On Wednesday night the party removed both the photo and the reference of Hussein from the statement after Tennessee Sen. Lamar Alexander called to express his belief that using them had become a distraction, Tennessee GOP Communications Director Bill Hobbs told CNN.

http://politicalticker.blogs.cnn.com/2008/02/28/rnc-denounces-use-of-hussein-in-obamas-name

And then it’ll be someone else. The establishment GOP or McCain’s campaign will rush to denounce it. But it’ll be too late. And then the next guy and the next. This is the bed ya’ll have made for yourselves. Enjoy it.

Except he has arrived and he isn’t dead. The polls are very close between McCain and whoever the Dems end up with; in fact one of the network news shows said their latests polls had him ahead of both Hillary and Obama.

I don’t know where you’re coming at this from so I’m not going to challenge your sources.

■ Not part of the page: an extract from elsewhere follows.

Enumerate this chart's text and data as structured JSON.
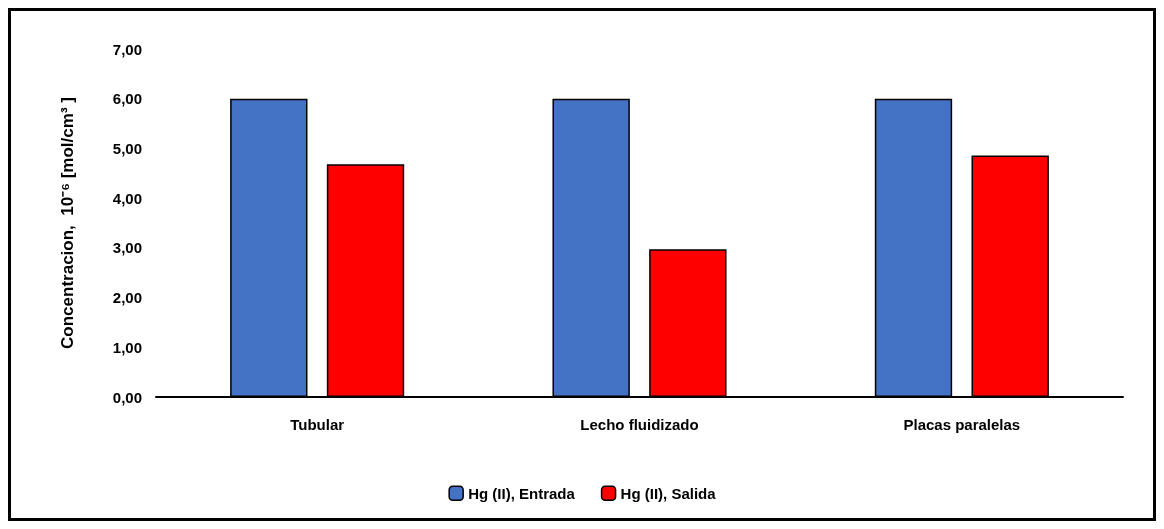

However, until that issue rears it’s head and has an impact on what the public thinks about McCain, it doesn’t matter.

As I keep saying, we have almost nine months before we vote. There are tons of things that can and will impact who we think is the better choice between now and then.

He arrived because he signed on for FEC public matching funds, which allowed him free access to a passel of state ballots, which would usually cost millions in petition organizing. He used the promise of those funds to leverage a multi-million dollar bank loan, which according to FEC policy, locks him into the matching fund program.

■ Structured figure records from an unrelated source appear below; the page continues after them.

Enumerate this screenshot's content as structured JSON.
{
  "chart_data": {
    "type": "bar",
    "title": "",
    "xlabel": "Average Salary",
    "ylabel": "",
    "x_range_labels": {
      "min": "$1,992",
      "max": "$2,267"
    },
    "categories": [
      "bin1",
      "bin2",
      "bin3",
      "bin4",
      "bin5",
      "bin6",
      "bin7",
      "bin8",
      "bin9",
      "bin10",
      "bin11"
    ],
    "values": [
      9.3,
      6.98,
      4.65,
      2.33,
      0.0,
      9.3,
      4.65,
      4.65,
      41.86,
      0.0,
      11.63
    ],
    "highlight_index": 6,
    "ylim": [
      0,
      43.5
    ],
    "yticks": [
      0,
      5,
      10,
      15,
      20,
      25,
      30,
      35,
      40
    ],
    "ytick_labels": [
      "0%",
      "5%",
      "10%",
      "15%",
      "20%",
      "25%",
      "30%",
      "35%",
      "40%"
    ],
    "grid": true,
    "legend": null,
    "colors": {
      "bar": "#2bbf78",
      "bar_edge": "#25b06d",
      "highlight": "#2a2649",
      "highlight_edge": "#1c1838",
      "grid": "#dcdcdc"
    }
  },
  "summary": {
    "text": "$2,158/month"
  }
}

But now he wants to back out after securing that loan, because the matching funds are peanuts compared to what he could get if he was allowed to raise money outside of the program. He wants to have it both ways; get a guarantee from the public matching, use it as bank collateral, get out of public matching, and take both the FEC money and the bank loan.

This has all been covered at Talking Points Memo, The Page, CNN’s Political Ticker, McClatchy, Online Journal, and some other places. Mostly the first two in that list. Once it works its way into Obama’s rally speeches, McCain will begin to sink. Because then it will be on the nightly news as well.

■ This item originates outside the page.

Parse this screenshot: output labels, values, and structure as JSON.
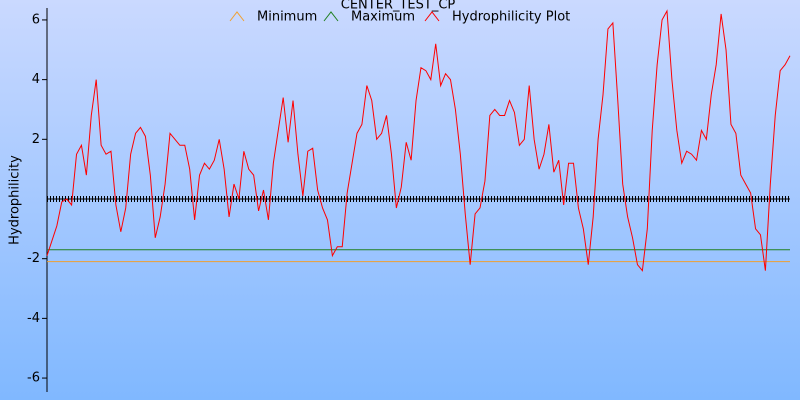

But Obama doesn’t even need to go that far. All he has to do is position Mac as a continuation of the Bush administration, which isn’t exactly a stretch.

I’m not saying it won’t eventually have an effect, but McCain has arrived (he’s clearly the Republican nominee, even it not yet technically) and despite the coverage of that issue already in major places, his polling is still very high.

I’m not disputing your reasoning, I’m disputing the use of the term “dead on arrival.” Your use above of “McCain will begin to sink” is a far less inflamatory statement.

Yeah, I think it’s interesting that, for all the Obama-mania, public weariness of the Republicans, etc. McCain is doing extremely well in the polls against both Dems. It’s early, sure, but I’d have expected that McCain would be quite a bit behind.

The Dems just need to not make the mistake they have made for the last couple of elections, and assume the American voters hate the Republicans as much as they do.

Exactly. It seems to me that a lot of people on this board can’t conceive of a Republican victory so they just assume it won’t happen.